= Hermeneutics of faith =

Hermeneutics of faith, the counterpart to hermeneutics of suspicion, is a manner in which a text may be read, "a hermeneutic not of irresponsible iconoclasm, nor of prideful play, but of charity and humility." It was the traditional or predominant way of reading the Bible for at least the first fifteen hundred years of Christian history. Both interpretive approaches combined are necessary for a complete knowledge of an object.

Hans-Georg Gadamer, in his 1960 magnum opus Truth and Method (Wahrheit und Methode), offers perhaps the most systematic survey of hermeneutics in the 20th century, its title referring to his dialogue between claims of "truth" on the one hand and processes of "method" on the other—in brief, the hermeneutics of faith versus the hermeneutics of suspicion. Gadamer suggests that, ultimately, in our reading we must decide between one or the other.

According to Ruthellen Josselson, "(Paul) Ricœur distinguishes between two forms of hermeneutics: a hermeneutics of faith, which aims to restore meaning to a text, and a hermeneutics of suspicion, which attempts to decode meanings that are disguised." Rita Felski posits that Ricœur's hermeneutics of faith did not become fashionable because it appeared dismissive of the work of critique that defined an ascendant post-structuralism.

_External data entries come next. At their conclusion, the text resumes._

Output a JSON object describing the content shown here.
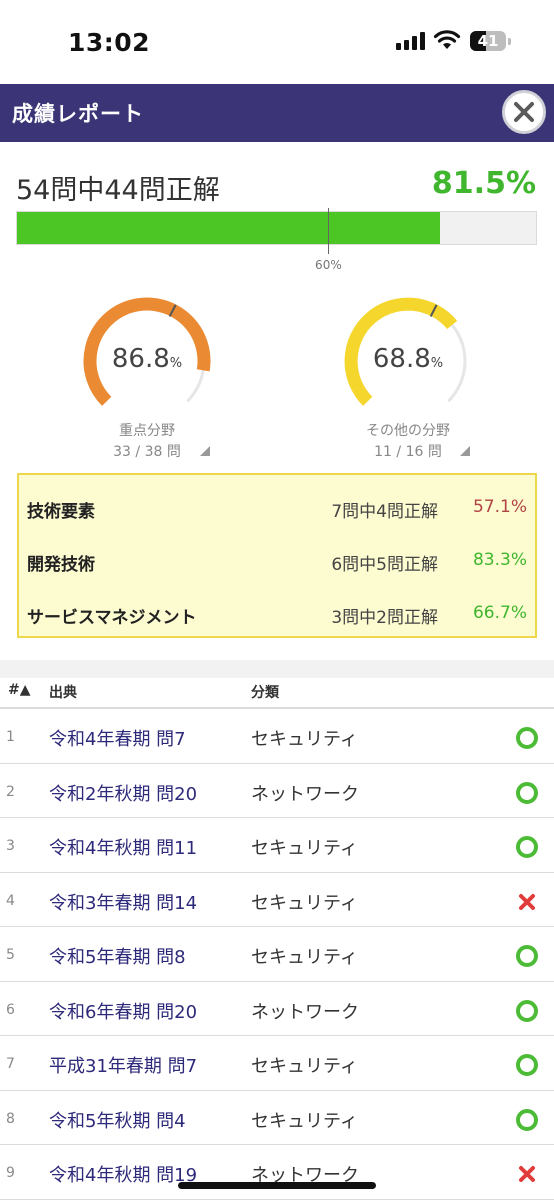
{
  "status_bar": {
    "time": "13:02",
    "battery": "41"
  },
  "header": {
    "title": "成績レポート",
    "close_icon": "close-icon"
  },
  "score": {
    "summary": "54問中44問正解",
    "percent_text": "81.5%",
    "percent_value": 81.5,
    "pass_mark_text": "60%",
    "pass_mark_value": 60,
    "fill_color": "#4cc625"
  },
  "gauges": [
    {
      "value_text": "86.8",
      "unit": "%",
      "value": 86.8,
      "label": "重点分野",
      "count": "33 / 38 問",
      "color": "#ea8a32"
    },
    {
      "value_text": "68.8",
      "unit": "%",
      "value": 68.8,
      "label": "その他の分野",
      "count": "11 / 16 問",
      "color": "#f5d62c"
    }
  ],
  "breakdown": [
    {
      "name": "技術要素",
      "count": "7問中4問正解",
      "rate": "57.1%",
      "color": "#b04343"
    },
    {
      "name": "開発技術",
      "count": "6問中5問正解",
      "rate": "83.3%",
      "color": "#3fb62e"
    },
    {
      "name": "サービスマネジメント",
      "count": "3問中2問正解",
      "rate": "66.7%",
      "color": "#3fb62e"
    }
  ],
  "table": {
    "headers": {
      "num": "#▲",
      "source": "出典",
      "category": "分類"
    },
    "rows": [
      {
        "num": "1",
        "source": "令和4年春期 問7",
        "category": "セキュリティ",
        "correct": true
      },
      {
        "num": "2",
        "source": "令和2年秋期 問20",
        "category": "ネットワーク",
        "correct": true
      },
      {
        "num": "3",
        "source": "令和4年秋期 問11",
        "category": "セキュリティ",
        "correct": true
      },
      {
        "num": "4",
        "source": "令和3年春期 問14",
        "category": "セキュリティ",
        "correct": false
      },
      {
        "num": "5",
        "source": "令和5年春期 問8",
        "category": "セキュリティ",
        "correct": true
      },
      {
        "num": "6",
        "source": "令和6年春期 問20",
        "category": "ネットワーク",
        "correct": true
      },
      {
        "num": "7",
        "source": "平成31年春期 問7",
        "category": "セキュリティ",
        "correct": true
      },
      {
        "num": "8",
        "source": "令和5年秋期 問4",
        "category": "セキュリティ",
        "correct": true
      },
      {
        "num": "9",
        "source": "令和4年秋期 問19",
        "category": "ネットワーク",
        "correct": false
      }
    ]
  }
}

==Pope Benedict XVI's use of the term==
During his October 14, 2008, address to the Synod of Bishops, Pope Benedict XVI cautioned,
[W]here the hermeneutics of faith…disappear, another type of hermeneutics will appear by necessity — a hermeneutics that is secularist, positivist, the key fundamental of which is the conviction that the divine does not appear in human history.

In the history of Christianity, it is Paul the Apostle whose relationship to biblical texts is most closely associated with the hermeneutics of faith.